Q2. Given this snippet from app/build.gradle:

defaultConfig {
    applicationId "com.example.myapp"
    minSdkVersion 16
    targetSdkVersion 30
    versionCode 1
    versionName "1.0"
}

A user is running Android API level 14. What happens when they try to install this app?

A) The app installs and runs normally B) The app installs but crashes on launch C) The Play Store / system rejects the install because API 14 < minSdkVersion 16 D) The app runs but with reduced features


Q3. Where do you write UI tests that interact with your app running on a real device or emulator?

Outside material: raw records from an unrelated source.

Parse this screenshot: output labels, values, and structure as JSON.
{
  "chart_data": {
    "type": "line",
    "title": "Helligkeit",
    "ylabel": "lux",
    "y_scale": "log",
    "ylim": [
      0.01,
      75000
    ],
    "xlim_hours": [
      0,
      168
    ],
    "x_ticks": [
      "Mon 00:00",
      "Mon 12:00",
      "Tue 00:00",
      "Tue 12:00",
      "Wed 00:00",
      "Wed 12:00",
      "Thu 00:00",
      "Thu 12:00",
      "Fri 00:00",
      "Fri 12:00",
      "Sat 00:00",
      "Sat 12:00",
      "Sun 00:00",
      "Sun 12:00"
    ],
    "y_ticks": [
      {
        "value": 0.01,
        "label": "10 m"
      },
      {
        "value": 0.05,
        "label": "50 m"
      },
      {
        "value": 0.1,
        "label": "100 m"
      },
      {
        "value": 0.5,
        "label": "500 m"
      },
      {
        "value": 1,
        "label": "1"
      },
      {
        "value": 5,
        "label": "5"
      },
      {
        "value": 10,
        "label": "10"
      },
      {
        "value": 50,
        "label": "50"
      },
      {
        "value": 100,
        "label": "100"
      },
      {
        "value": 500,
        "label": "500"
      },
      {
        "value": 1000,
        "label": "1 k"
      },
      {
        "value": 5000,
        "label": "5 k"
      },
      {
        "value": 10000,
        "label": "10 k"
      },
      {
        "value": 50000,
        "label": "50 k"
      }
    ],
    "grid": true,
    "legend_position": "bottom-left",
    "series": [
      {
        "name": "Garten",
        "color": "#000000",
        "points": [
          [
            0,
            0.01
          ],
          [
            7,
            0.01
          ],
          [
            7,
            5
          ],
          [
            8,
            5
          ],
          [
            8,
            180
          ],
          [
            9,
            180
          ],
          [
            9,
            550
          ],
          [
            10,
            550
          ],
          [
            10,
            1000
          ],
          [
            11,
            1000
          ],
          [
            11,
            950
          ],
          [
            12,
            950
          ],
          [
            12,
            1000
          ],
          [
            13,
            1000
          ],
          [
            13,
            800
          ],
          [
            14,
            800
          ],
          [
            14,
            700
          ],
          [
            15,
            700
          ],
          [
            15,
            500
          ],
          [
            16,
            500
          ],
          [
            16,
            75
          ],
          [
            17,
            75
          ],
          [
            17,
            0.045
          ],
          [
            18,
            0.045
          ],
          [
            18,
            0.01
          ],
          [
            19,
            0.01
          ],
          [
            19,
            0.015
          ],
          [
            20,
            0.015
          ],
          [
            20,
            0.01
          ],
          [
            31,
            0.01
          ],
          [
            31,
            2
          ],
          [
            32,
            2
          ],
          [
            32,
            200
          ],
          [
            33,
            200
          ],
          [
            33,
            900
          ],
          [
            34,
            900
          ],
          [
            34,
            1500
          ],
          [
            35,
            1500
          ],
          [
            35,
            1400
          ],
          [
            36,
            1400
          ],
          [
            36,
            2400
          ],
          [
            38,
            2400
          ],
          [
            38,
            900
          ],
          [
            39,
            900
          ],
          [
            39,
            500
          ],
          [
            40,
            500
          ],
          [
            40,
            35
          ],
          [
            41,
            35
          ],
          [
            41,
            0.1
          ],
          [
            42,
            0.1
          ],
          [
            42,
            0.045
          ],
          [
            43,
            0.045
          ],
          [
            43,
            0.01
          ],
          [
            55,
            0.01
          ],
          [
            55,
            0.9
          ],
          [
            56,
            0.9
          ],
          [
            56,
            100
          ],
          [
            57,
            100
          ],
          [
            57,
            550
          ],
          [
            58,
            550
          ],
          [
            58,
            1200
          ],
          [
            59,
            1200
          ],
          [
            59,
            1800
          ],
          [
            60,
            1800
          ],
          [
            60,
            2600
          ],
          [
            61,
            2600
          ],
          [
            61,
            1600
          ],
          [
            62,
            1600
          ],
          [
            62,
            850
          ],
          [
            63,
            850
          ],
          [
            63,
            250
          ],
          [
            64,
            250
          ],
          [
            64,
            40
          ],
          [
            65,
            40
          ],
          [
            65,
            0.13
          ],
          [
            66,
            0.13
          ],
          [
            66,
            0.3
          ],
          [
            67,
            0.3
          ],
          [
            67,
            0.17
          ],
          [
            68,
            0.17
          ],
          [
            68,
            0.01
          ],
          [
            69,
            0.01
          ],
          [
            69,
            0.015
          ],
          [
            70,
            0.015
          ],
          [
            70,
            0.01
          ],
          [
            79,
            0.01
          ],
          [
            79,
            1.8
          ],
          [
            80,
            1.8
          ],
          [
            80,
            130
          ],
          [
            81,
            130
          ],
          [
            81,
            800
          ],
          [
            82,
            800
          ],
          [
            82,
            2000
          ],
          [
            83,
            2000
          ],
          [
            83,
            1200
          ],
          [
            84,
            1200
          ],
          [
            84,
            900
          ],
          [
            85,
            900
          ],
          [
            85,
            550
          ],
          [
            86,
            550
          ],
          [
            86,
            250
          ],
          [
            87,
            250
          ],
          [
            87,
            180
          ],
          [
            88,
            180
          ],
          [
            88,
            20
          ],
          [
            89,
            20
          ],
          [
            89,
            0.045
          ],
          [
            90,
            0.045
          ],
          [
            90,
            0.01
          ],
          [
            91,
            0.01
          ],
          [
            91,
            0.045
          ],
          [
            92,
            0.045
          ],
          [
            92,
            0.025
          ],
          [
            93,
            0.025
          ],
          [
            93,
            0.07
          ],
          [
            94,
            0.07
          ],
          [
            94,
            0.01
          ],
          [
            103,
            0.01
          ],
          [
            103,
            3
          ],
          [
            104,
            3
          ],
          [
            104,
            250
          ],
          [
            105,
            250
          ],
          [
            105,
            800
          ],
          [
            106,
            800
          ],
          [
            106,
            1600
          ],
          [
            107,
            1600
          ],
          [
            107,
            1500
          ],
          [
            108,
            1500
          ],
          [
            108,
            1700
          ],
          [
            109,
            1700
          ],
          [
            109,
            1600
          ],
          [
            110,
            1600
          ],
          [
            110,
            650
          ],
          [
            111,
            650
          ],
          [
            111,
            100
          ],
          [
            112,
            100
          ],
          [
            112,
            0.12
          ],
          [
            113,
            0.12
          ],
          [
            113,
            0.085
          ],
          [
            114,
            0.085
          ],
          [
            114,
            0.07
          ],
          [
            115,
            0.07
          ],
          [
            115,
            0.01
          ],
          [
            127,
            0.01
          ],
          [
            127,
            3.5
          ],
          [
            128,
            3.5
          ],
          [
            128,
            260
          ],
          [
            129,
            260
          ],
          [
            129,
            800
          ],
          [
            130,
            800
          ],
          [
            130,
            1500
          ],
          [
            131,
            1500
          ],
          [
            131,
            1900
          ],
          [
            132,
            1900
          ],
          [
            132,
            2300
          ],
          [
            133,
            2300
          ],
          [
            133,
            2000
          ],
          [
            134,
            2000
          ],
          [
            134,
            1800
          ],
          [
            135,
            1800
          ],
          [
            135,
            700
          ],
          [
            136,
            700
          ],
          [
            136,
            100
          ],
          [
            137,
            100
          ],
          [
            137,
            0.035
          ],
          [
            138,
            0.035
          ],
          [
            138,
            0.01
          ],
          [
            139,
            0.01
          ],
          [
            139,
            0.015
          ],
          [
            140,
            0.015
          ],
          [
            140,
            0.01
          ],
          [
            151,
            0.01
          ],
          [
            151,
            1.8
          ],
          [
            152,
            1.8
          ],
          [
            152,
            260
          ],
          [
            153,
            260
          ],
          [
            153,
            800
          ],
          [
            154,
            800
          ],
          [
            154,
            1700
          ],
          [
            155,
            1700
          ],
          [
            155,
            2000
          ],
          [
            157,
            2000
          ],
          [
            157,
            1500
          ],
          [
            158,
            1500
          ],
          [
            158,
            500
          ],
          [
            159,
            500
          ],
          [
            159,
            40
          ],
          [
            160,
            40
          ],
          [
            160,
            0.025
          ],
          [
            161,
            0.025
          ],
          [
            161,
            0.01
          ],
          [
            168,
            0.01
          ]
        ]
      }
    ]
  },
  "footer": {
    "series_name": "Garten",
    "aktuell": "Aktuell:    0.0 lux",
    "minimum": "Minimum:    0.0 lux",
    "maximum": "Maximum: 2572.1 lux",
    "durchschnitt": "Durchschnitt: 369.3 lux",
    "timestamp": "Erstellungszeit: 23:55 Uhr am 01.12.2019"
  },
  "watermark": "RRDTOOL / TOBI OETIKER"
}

A) src/test/java/ B) src/main/java/ C) src/androidTest/java/ D) libs/


Q4. A new developer joins your team and needs to build the project without installing Gradle on their machine. Which files make that possible, and why?

(Open-ended — write 2–3 sentences.)

A1. C) AndroidManifest.xml — it is the app's identity document, read by the Android system before any component is launched.

A2. C) The system rejects the install. minSdkVersion 16 means the app will not install on any device below API 16; API 14 falls below that floor.

A3. C) src/androidTest/java/ — this source set is specifically for instrumented tests that run on an Android device or emulator, where you can interact with real Views and system services.

A4. The gradlew (Unix) and gradlew.bat (Windows) shell scripts, together with the gradle/ wrapper directory, download and use the exact Gradle version pinned in the project. No local Gradle installation is needed — the wrapper manages everything, ensuring every developer builds with the same toolchain.

🪞 Recap

  • Android Studio generates a predefined directory tree; every file and folder serves a distinct build or runtime purpose.
  • AndroidManifest.xml is the app's identity document — all components, permissions, and SDK requirements are declared there.
  • Two build.gradle files exist: the root-level one configures tooling shared across all modules; the module-level one configures the app module's SDK versions, identity, and library dependencies.
  • The res/ directory holds all non-code assets, subdivided by type: layout/, drawable/, values/, mipmap/, anim/, menu/, raw/, and xml/.
  • Organizing the java/ source directory into feature layers (activities, fragments, viewmodels, repositories, models, utils) keeps your codebase scalable and easy to navigate.